Que dans ces conditions, il convient de confirmer la notification du 18 juillet 2023, emportant fixation de la consolidation de l’état de santé de Madame [X] [S], en lien avec l’accident de trajet dont elle a été victime le 13 novembre 2018, au 31 juillet 2023.
Que les dépens seront mis à la charge de la requérante.
PAR CES MOTIFS :
Le tribunal statuant publiquement, par jugement contradictoire rendu en premier ressort, par mise à disposition au secrétariat-greffe,
Déclare les demandes formées par Madame [X] [S], tendant en la révision du taux d’incapacité permanente partielle en lien avec l’accident de trajet dont elle a été victime le 13 novembre 2018, irrecevables ;
Confirme la notification du 18 juillet 2023, emportant fixation de la consolidation de l’état de santé de Madame [X] [S], en lien avec l’accident de trajet dont elle a été victime le 13 novembre 2018, au 31 juillet 2023 ;
Met les dépens à la charge de Madame [X] [S].

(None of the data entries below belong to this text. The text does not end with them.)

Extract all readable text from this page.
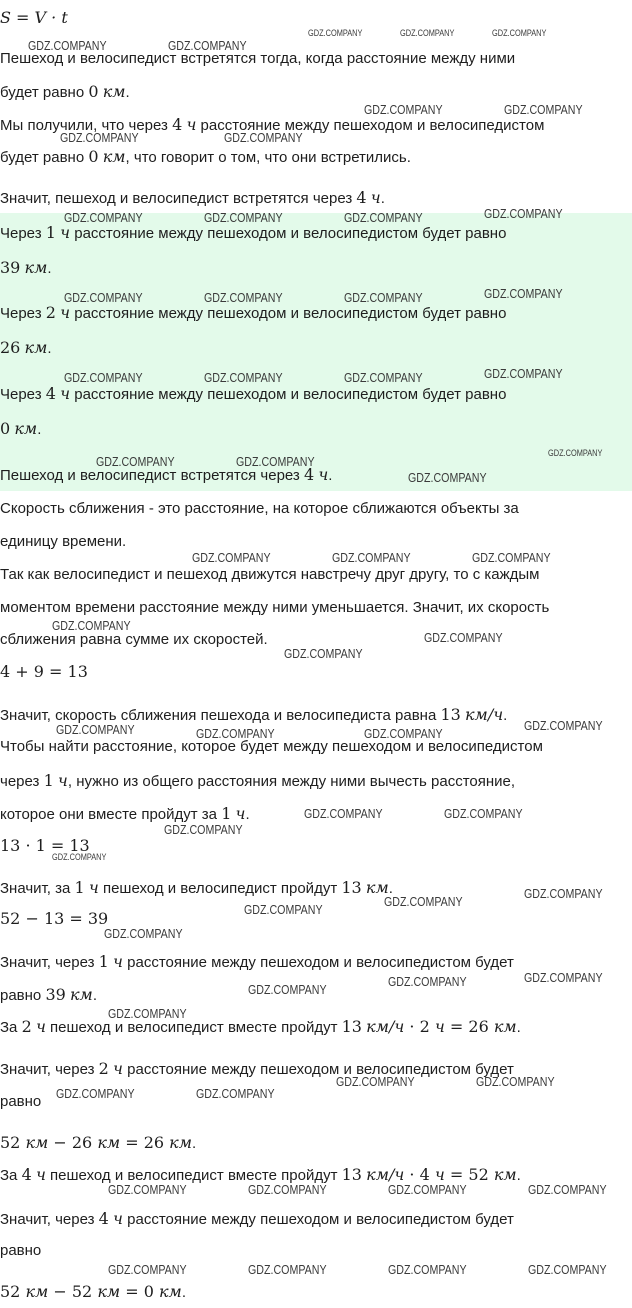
S = V · t
Пешеход и велосипедист встретятся тогда, когда расстояние между ними
будет равно 0 км.
Мы получили, что через 4 ч расстояние между пешеходом и велосипедистом
будет равно 0 км, что говорит о том, что они встретились.
Значит, пешеход и велосипедист встретятся через 4 ч.
Через 1 ч расстояние между пешеходом и велосипедистом будет равно
39 км.
Через 2 ч расстояние между пешеходом и велосипедистом будет равно
26 км.
Через 4 ч расстояние между пешеходом и велосипедистом будет равно
0 км.
Пешеход и велосипедист встретятся через 4 ч.
Скорость сближения - это расстояние, на которое сближаются объекты за
единицу времени.
Так как велосипедист и пешеход движутся навстречу друг другу, то с каждым
моментом времени расстояние между ними уменьшается. Значит, их скорость
сближения равна сумме их скоростей.
4 + 9 = 13
Значит, скорость сближения пешехода и велосипедиста равна 13 км/ч.
Чтобы найти расстояние, которое будет между пешеходом и велосипедистом
через 1 ч, нужно из общего расстояния между ними вычесть расстояние,
которое они вместе пройдут за 1 ч.
13 · 1 = 13
Значит, за 1 ч пешеход и велосипедист пройдут 13 км.
52 − 13 = 39
Значит, через 1 ч расстояние между пешеходом и велосипедистом будет
равно 39 км.
За 2 ч пешеход и велосипедист вместе пройдут 13 км/ч · 2 ч = 26 км.
Значит, через 2 ч расстояние между пешеходом и велосипедистом будет
равно
52 км − 26 км = 26 км.
За 4 ч пешеход и велосипедист вместе пройдут 13 км/ч · 4 ч = 52 км.
Значит, через 4 ч расстояние между пешеходом и велосипедистом будет
равно
52 км − 52 км = 0 км.
GDZ.COMPANY	GDZ.COMPANY	GDZ.COMPANY
GDZ.COMPANY	GDZ.COMPANY
GDZ.COMPANY	GDZ.COMPANY
GDZ.COMPANY	GDZ.COMPANY
GDZ.COMPANY	GDZ.COMPANY	GDZ.COMPANY	GDZ.COMPANY
GDZ.COMPANY	GDZ.COMPANY	GDZ.COMPANY	GDZ.COMPANY
GDZ.COMPANY	GDZ.COMPANY	GDZ.COMPANY	GDZ.COMPANY
GDZ.COMPANY
GDZ.COMPANY	GDZ.COMPANY
GDZ.COMPANY
GDZ.COMPANY	GDZ.COMPANY	GDZ.COMPANY
GDZ.COMPANY
GDZ.COMPANY
GDZ.COMPANY
GDZ.COMPANY
GDZ.COMPANY	GDZ.COMPANY	GDZ.COMPANY
GDZ.COMPANY	GDZ.COMPANY
GDZ.COMPANY
GDZ.COMPANY
GDZ.COMPANY
GDZ.COMPANY
GDZ.COMPANY
GDZ.COMPANY
GDZ.COMPANY
GDZ.COMPANY
GDZ.COMPANY
GDZ.COMPANY
GDZ.COMPANY	GDZ.COMPANY
GDZ.COMPANY	GDZ.COMPANY
GDZ.COMPANY	GDZ.COMPANY	GDZ.COMPANY	GDZ.COMPANY
GDZ.COMPANY	GDZ.COMPANY	GDZ.COMPANY	GDZ.COMPANY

Dit que chacune des Parties ou tout mandataire peut interjeter appel de cette décision dans le délai d’un mois à peine de forclusion, à compter de la notification, par une déclaration faite ou adressée par pli recommandé au greffe de la Cour d’Appel de Dijon – [Adresse 4] ; la déclaration doit être datée et signée et doity comporter les mentions prescrites, à peine de nullité, par l’article 58 du Code de Procédure Civile à savoir :
1°) Pour les personnes physiques : l’indication des nom, prénoms, profession, domicile, nationalité, date et lieu de naissance du demandeur
Pour les personnes morales : l’indication de leur forme, leur dénomination, leur siège social et de l’organe qui les représente légalement ;
2°) L’indication des noms et domicile de la personne contre laquelle la demande est formée, ou, s’il s’agit d’une personne morale, de sa dénomination et de son siège social ;
3°) L’objet de la demande ;
Elle doit désigner le jugement dont il est fait appel et mentionner, le cas échéant, le nom et l’adresse du représentant de l’appelant devant la Cour. La copie du jugement devra obligatoirement être annexée à la déclaration d’appel.